Alpes: un refuge 100% énergie renouvelable

Dans les Alpes, un propriétaire de refuge aux allures de Géo Trouvetout a bâti à 2.000 mètres d’altitude un refuge autonome, fonctionnant aux seules énergies renouvelables, une exception parmi les 300 refuges de montagne français, en retard en termes de solutions écologiques.

Après les lacets de la montée de l’Alpe d’Huez se dessine au sommet d’un col verdoyant le refuge de Sarenne, confortable chalet de bois et de pierres qui se targue de pouvoir recevoir, été comme hiver, jusqu’à une vingtaine de convives en ayant recours uniquement aux énergies renouvelables.
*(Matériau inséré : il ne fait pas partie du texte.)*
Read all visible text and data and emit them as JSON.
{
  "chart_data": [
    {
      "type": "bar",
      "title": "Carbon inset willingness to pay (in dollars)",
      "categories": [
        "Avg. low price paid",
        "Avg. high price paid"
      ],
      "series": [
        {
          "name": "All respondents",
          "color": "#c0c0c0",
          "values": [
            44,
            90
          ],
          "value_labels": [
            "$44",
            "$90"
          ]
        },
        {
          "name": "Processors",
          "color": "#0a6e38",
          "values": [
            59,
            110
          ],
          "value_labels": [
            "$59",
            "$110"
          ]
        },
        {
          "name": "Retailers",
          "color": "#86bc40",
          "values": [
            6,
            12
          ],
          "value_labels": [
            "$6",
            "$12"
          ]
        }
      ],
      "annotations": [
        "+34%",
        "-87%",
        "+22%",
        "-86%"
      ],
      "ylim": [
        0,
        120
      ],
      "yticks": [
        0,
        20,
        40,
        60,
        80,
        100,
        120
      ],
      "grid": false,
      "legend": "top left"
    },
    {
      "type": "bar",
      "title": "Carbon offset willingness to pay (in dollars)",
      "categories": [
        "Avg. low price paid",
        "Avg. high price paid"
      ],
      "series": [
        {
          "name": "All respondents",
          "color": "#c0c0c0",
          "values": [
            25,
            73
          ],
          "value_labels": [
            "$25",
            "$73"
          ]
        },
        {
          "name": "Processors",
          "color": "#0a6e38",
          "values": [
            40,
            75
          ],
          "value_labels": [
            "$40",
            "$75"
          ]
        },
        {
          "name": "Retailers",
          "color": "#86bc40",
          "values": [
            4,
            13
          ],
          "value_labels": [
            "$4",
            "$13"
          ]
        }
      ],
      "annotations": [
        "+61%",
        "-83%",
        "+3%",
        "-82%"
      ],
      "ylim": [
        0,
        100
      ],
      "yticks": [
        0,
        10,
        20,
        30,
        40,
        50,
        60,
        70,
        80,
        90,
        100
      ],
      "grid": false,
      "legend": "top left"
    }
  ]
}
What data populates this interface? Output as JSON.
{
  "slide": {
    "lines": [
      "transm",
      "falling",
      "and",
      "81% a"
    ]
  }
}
Le propriétaire, Fabrice André, ancien ingénieur agronome et bouillonnant inventeur, a investi près de 225.000 euros pour faire fonctionner cette bâtisse atypique qui n’est raccordée ni au réseau électrique, ni au réseau d’eau et n’utilise pour autant aucun carburant.

Pour remplacer les lignes à haute tension, il a installé 20m2 de panneaux photovoltaïques sur le toit, qui, les jours de mauvais temps, sont relayés par deux éoliennes à rotation verticale.

S’ajoute pour la production d’eau chaude des panneaux photothermiques et une microcentrale électrique alimentée par un torrent de montagne, ainsi qu’une chaudière à gazéification durant les mois d’hiver. L’imposant four d’acier brûle bois, cartons et papiers, puis comprime à très haute température les fumées et gaz émis pour les transformer en un combustible utile pour le chauffage au sol.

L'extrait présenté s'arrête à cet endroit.